Weitere Informationen auf der Seminar-Seite

Anmeldeschluss ist der 15.März 2014

Neues Ausbildungskonzept in Arbeit

Der Sommer ist vorbei und die Wildgänse haben ihre Übungsflüge offenbar abgeschlossen. Nur noch vereinzelt höre ich ihren Gesang über Wikkegaard ziehen. Die Morgende sind kalt, die Abende ebenso, und in den kleinen Kaffeepausen im Freien genieße ich die wärmenden Strahlen der Sonne seltener, aber dafür umso bewusster.

Aus der Begegnung auf Wikkegaard wuchs eine so innige Beziehung, dass Derko nun sein neues Zuhause bei Sandra gefunden hat

Aus der Begegnung auf Wikkegaard wuchs eine so innige Beziehung, dass Derko nun sein neues Zuhause bei Sandra gefunden hat

Hinter uns liegt ein schöner Sommer. Wohl kaum jemand hier oben in Dänemark wagte nach dem langen anhaltenden Winter, an so viel Sonne und Wärme zu denken. Es zeigt, dass die Erfüllung von Sehnsüchten nicht berechenbar ist und Hoffnung sich lohnen kann.
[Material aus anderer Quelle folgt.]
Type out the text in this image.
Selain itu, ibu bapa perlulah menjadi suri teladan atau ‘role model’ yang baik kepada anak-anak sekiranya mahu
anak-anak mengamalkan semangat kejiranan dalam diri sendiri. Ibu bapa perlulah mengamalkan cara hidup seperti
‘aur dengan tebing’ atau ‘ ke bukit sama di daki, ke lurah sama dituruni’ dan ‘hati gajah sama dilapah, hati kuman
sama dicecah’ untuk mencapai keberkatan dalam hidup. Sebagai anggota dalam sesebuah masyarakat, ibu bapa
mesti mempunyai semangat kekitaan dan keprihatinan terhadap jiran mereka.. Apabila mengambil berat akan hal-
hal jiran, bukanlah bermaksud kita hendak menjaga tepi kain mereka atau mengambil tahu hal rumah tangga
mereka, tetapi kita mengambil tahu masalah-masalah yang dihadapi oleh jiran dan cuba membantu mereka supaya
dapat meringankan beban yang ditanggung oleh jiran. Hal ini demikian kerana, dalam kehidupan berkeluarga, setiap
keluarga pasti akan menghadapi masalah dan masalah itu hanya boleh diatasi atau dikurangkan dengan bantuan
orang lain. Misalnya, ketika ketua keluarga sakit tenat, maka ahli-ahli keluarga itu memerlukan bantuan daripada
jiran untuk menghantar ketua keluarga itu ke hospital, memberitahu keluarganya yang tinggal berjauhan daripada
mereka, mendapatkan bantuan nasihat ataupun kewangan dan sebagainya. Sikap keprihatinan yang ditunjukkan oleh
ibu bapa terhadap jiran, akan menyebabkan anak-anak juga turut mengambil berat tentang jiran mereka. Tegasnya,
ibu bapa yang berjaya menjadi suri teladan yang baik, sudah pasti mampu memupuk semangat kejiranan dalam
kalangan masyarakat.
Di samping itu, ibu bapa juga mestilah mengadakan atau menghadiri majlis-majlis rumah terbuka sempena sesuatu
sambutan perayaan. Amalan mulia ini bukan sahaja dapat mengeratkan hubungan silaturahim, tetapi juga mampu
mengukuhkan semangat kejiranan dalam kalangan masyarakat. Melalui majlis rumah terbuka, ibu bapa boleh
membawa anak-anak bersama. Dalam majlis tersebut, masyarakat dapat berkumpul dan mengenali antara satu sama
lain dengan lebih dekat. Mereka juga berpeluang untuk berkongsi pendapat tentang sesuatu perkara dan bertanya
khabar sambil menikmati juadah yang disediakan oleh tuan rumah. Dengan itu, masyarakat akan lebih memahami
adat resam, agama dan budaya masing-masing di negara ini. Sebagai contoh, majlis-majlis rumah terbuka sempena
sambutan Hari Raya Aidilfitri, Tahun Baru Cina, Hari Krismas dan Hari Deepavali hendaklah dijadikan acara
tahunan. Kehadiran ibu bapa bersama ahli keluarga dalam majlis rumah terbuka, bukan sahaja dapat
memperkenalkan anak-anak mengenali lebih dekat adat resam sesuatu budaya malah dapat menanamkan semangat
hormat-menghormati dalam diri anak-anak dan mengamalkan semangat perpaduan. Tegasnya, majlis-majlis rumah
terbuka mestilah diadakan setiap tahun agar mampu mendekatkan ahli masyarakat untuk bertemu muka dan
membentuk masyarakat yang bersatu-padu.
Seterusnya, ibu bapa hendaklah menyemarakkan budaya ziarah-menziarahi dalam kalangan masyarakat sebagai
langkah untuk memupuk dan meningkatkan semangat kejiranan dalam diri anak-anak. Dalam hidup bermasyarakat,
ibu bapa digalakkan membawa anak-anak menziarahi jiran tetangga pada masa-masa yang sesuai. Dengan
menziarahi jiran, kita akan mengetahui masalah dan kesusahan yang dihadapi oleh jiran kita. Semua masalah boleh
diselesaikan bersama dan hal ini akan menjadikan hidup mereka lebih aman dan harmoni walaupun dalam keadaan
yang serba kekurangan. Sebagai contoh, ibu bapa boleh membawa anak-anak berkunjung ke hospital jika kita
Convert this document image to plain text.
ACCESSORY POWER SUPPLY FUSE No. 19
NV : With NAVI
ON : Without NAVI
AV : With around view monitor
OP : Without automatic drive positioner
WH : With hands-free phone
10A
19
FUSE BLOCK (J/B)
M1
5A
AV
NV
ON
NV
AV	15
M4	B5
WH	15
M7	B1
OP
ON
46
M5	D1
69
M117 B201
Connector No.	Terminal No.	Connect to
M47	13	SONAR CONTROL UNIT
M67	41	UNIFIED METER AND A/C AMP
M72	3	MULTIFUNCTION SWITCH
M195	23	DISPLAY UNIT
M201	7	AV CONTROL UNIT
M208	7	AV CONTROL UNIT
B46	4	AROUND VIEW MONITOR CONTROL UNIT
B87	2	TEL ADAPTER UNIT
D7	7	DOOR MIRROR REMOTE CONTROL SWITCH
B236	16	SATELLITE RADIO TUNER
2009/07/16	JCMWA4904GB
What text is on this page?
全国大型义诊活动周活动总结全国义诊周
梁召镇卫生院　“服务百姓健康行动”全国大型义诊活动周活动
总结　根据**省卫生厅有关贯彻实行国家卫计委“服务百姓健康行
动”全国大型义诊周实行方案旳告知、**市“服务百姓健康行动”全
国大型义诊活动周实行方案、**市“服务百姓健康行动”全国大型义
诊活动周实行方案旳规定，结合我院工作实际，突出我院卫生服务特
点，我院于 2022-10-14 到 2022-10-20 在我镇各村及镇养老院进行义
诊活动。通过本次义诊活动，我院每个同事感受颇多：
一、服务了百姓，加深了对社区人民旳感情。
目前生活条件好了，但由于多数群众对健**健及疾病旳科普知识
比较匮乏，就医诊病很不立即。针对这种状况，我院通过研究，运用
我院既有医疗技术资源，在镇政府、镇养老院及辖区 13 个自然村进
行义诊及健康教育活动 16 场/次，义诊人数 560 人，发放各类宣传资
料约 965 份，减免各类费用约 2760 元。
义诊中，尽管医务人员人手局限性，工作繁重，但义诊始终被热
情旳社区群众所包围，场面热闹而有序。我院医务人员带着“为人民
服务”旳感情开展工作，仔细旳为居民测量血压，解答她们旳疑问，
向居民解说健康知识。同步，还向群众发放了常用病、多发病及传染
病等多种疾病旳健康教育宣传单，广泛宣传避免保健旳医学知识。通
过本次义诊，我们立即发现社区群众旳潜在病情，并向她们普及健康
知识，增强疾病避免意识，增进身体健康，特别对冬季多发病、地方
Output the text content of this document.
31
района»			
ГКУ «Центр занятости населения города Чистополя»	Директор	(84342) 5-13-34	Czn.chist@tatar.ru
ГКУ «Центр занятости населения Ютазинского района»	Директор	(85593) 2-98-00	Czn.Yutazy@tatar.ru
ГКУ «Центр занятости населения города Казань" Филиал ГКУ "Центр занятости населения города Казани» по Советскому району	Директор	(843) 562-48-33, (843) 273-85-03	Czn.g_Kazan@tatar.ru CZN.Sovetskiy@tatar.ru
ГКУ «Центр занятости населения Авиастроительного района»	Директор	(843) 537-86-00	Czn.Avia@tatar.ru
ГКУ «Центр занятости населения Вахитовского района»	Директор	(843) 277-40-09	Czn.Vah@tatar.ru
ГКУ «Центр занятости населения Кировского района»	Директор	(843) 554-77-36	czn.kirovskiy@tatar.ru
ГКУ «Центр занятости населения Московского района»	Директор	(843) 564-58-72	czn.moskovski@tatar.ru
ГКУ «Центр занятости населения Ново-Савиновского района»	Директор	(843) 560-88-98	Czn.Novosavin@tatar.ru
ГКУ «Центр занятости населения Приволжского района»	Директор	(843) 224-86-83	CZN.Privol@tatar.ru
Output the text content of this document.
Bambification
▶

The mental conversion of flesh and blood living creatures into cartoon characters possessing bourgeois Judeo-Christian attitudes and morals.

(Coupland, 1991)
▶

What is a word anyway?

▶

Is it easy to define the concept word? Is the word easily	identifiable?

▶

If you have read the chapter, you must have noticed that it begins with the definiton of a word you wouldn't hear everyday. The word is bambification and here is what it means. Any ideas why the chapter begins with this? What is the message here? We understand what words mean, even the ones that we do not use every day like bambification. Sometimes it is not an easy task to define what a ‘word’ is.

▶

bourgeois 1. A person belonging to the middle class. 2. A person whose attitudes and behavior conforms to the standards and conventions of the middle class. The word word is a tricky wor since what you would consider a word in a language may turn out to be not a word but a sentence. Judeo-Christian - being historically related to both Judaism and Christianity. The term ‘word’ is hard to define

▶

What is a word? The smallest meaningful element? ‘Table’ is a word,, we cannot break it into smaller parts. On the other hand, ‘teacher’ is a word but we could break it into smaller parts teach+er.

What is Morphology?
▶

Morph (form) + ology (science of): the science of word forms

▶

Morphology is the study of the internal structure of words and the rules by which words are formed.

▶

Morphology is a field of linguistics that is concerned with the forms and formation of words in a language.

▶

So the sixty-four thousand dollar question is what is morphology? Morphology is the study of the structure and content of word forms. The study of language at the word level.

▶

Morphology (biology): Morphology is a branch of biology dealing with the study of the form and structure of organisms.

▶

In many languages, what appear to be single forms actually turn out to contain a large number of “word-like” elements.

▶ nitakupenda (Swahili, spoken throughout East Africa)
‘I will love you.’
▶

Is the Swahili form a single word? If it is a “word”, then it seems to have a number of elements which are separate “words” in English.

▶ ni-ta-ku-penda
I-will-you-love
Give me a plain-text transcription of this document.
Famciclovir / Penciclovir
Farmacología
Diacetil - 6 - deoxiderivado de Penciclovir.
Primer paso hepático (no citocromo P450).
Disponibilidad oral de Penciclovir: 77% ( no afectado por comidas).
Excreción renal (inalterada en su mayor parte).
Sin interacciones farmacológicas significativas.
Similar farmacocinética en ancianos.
Auf Wikkegaard gab es in diesem Sommer viel Besuch. Die Praktikantinnen Sandra, Christiane, Isabelle und Ulrike waren viele Wochen hier oben und bereicherten vor allen Dingen den Alltag der Hunde mit guten Einfällen für das Training und ihrer verantwortungsbewussten Fürsorge und Zuwendung für die Vierbeiner. Die Abschiede fielen genauso schwer, wie Freude und Neugierde auf Neues belebt.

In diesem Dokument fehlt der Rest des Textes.